I had called him two days ago about the upcoming junior prom (because he's actually GOING WITH ME!!!) that my dear mother has not stopped nagging me about, and he said that he had noticed that I was not there. I know for sure that a smile lit up my face instantly.
"Aw, that makes me feel special, I was missed!" I told him.
"Well, I do see you everyday," he replied. "Not everyday."
How did I come to find myself calling Michael, of all people, about prom arrangements? Well, for that I must thank my best friend Lily. She had asked him for me because I was, and am, too much of a chicken to do it myself. However, I am proud to say I have manned up enough to talk to him about it myself. I have been thrilled out of my mind since she told me he said yes, and it's made me so excited about junior prom that I CANNOT STAND IT.
Anyway, I feel almost detached because I haven't talked to Lily for like, two days and I need to talk to her. Besides, she has to tell me what happened between her and Boris. And Tina too, even though she never answers her phone. Tina, I could kill, seriously. She's been trying to convince me that I'm going to end up going out with Michael come prom, but I told her don't push her luck because I'm lucky enough that he's actually going with me. ME. Me, of all people. I mean, I still feel as if he only said that because he's just too nice to say no. But she says that she's always right, and that I should just believe her. Well, I don't. So there.

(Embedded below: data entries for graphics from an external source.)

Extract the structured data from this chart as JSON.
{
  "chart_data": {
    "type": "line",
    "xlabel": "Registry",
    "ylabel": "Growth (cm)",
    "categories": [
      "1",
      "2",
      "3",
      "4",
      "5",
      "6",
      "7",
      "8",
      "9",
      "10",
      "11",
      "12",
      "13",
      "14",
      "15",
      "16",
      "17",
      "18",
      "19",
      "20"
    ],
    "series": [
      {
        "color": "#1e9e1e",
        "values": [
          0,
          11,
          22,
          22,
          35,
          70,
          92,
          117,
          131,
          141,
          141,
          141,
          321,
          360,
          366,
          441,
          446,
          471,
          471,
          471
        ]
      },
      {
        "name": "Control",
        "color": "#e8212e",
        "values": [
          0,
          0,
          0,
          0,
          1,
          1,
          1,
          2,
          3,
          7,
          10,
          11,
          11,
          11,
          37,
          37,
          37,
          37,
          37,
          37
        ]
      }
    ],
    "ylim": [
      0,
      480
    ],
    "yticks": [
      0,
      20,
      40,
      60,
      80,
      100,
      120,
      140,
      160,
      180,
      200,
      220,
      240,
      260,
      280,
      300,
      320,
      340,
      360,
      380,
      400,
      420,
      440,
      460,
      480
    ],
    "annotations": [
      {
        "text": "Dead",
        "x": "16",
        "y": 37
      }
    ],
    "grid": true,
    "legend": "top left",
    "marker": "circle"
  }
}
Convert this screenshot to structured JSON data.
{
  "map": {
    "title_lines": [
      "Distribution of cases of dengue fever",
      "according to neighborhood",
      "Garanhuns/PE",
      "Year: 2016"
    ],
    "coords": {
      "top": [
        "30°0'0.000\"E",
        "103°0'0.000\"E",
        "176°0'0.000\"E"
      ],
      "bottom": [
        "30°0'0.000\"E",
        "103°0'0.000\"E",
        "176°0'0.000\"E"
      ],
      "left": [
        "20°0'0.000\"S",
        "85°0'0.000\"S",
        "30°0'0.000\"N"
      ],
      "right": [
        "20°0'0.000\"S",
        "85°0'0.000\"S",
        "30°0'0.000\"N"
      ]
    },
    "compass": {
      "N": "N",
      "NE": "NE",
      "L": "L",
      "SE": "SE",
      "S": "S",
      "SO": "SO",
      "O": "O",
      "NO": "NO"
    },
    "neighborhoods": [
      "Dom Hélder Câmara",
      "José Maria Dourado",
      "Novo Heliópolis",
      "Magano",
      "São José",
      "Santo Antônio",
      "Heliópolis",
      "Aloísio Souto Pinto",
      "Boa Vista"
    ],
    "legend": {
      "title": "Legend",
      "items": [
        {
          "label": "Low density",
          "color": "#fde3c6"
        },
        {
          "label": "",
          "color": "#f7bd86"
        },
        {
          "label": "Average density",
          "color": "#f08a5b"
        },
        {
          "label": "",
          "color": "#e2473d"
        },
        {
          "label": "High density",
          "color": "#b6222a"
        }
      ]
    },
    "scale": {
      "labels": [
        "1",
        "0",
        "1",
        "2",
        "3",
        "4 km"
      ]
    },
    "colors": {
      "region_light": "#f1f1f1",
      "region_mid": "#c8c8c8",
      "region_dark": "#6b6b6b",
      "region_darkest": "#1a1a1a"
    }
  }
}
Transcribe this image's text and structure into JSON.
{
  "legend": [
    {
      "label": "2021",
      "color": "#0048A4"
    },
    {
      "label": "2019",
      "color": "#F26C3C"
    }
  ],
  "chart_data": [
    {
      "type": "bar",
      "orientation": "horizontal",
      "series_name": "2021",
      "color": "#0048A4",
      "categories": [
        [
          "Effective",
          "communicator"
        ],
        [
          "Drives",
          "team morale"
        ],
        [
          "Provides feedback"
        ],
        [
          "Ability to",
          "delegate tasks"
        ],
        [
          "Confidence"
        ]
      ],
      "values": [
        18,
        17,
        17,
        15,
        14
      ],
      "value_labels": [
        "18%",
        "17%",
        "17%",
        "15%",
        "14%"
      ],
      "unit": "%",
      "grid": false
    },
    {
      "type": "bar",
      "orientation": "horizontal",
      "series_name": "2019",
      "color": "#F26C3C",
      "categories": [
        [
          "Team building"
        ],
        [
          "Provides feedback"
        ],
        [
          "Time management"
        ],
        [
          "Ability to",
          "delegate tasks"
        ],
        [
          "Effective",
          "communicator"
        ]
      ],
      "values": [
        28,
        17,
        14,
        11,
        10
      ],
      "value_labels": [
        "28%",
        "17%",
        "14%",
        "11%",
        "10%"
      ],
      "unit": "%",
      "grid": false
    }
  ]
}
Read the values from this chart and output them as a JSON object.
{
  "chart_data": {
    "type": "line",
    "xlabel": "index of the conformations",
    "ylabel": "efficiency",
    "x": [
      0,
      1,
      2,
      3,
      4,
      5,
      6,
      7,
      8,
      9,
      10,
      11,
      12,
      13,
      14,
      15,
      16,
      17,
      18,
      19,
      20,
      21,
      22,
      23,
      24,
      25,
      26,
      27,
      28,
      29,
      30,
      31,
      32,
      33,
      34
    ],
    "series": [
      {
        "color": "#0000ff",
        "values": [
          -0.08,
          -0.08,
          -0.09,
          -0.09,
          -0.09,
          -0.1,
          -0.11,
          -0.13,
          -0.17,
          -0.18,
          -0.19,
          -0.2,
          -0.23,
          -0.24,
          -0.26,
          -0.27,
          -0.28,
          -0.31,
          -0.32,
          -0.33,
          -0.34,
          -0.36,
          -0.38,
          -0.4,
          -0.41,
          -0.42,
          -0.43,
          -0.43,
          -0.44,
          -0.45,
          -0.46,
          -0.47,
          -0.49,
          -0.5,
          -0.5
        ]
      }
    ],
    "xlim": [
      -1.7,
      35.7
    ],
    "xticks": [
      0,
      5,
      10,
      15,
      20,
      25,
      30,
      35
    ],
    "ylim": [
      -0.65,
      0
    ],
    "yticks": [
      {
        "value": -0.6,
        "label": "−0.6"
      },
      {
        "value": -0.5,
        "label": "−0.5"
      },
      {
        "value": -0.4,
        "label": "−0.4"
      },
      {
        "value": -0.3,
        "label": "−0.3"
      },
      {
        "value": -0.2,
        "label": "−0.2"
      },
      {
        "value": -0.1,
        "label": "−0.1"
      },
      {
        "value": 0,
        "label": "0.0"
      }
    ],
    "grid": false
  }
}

"Mia, how are you feeling?" Mom peeked through the door, squinting at the light, because she was just sleeping and got up to go to the bathroom.
"I'm fine, but my throat's a little sore," I told her, making a little pained expression for some emphasis.
"Alright, drink some water to moisten it, and if it's sore tomorrow I'll call the doctors again," she said, closing my door and going back to bed.
I laughed softly at the TV because of the spoof that was playing. Saturday Night Live is such a funny show, but I think I want to watch something different. But I can't help thinking how afraid I am that Grandmère will want to interfere in anything that has to do with my prom. She was already planning what we were going to do if Michael were going to ask me to his senior prom. Even though I highly doubt that he will, since what he's doing here is merely charity work. Grandmère weirdly thinks for some reason that he likes me. I can't see why she would think that though, I'm not likeable.
Okay, Kenny may have liked me, but that doesn't count because I felt nothing for him, and it was a mistake to go out with him. But that was because I figured I might as well since I could never have Michael. All I can say for Kenny is that I'm glad things with him are long over, even though things were left bitterly because of my part. Not to be harsh, but things on my end are happier. Call me an icy princess, but I care about my happiness first. And right now, the thing that makes me most happy is the fact that I am going with my Michael to my junior prom!!!!!! Gosh this sucks. Thinking about him makes me miss him. He so owns my heart, and that comment was SO mushy. Thanks, Tina. You mushified and totally corrupted me. However, I am getting tired so I shall continue this tomorrow, or well, actually, later today.